Not spotted: QB Jarrett Stidham (PUP); WR Tre Nixon; TE Matt LaCosse; DLs Lawrence Guy and Byron Cowart (PUP); LBs Terez Hall (PUP), Anfernee Jennings, and Cameron McGrone (NFI); CBs Stephon Gilmore (PUP) and Myles Bryant; S Joshuah Bledsoe (NFI); K Nick Folk; and LS Joe Cardona.
The Patriots are running thin at tight end, with both LaCosse (who was dinged hard Monday) and Troy Fumagalli (undisclosed) unable to participate.
Fellow tight ends Hunter Henry (shoulder) and Jonnu Smith (ankle) were present. For the second straight day, Henry was in full uniform but did only conditioning work. Fumagalli worked out in shorts and a T-shirt. Smith was not in uniform.
Cornerback Jonathan Jones did not participate but did join his teammates late in the session as an observer.
INJURIES: Rookie LB Ronnie Perkins dinged his right knee during a kickoff-coverage session and left for a short time before returning with a wrap on the knee.
DRESS CODE: Full pads.
▪ Philadelphia’s Jalen Reagor made a ridiculous, leaping one-handed catch — looked like he had a Velcro hand — over Patriots cornerback Michael Jackson during one-on-one work.
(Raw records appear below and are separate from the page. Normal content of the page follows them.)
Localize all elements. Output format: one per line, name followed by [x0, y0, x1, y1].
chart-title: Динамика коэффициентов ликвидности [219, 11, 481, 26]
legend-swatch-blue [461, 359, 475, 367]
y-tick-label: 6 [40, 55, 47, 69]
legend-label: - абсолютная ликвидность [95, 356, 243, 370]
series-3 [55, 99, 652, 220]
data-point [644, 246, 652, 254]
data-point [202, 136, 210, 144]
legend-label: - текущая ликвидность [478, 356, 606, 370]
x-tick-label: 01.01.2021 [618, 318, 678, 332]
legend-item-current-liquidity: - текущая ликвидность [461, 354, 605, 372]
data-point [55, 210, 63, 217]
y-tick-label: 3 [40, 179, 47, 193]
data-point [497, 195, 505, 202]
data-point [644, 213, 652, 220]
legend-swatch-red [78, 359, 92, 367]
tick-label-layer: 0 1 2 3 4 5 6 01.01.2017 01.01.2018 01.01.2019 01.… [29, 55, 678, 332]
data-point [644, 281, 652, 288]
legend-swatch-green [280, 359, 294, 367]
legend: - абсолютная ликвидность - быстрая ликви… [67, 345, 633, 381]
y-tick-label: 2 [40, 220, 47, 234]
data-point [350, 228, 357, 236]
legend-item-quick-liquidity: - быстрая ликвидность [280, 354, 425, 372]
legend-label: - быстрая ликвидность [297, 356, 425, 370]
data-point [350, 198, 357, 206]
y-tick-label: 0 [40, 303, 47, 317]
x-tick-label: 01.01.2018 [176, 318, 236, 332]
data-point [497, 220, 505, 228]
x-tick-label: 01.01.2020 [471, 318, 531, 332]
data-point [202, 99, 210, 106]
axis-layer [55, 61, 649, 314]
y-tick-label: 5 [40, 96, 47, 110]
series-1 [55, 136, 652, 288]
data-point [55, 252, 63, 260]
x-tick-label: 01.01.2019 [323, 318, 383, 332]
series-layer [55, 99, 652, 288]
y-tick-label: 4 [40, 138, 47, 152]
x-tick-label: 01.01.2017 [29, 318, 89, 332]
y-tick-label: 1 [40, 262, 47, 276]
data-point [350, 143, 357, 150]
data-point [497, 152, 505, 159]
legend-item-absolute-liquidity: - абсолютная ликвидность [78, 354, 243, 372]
The Eagles tweeted video of it, and it’s worth a look.
▪ Gunner Olszewski went full horizontal extension in the end zone to snag a Jones pass during individual drills.
ODDS AND ENDS
▪ New England receiver Kendrick Bourne showed great concentration and body control to snatch a Newton pass that deflected off linebacker Eric Wilson’s hands just before it hit the ground.
▪ Meyers made an excellent catch in traffic on a bullet from Brian Hoyer.
▪ Hoyer was picked at the goal line by linebacker Alex Singleton.
▪ Quinn Nordin was 3 for 4 on field goals at the end of practice. He connected from 33, 40, and 44 yards but was wide left on a 46-yard attempt.
▪ Many Patriots, including Bourne, Devin Ross, and Jakob Johnson, stayed after practice to catch passes from the JUGS machine.
▪ Bill Belichick watched his defense almost the entire practice, while Matt Patricia watched the offense.
▪ Belichick spent time chatting with Mike Lombardi, who used to serve as a Patriots coaching staff assistant. Lombardi’s son, Mick, is New England’s receivers coach.
▪ Practice wrapped up early, lasting about an hour and 20 minutes, which could mean extended playing time for projected starters Thursday night.
Thursday: Exhibition Game 2 at Philadelphia Eagles, 7:30 p.m.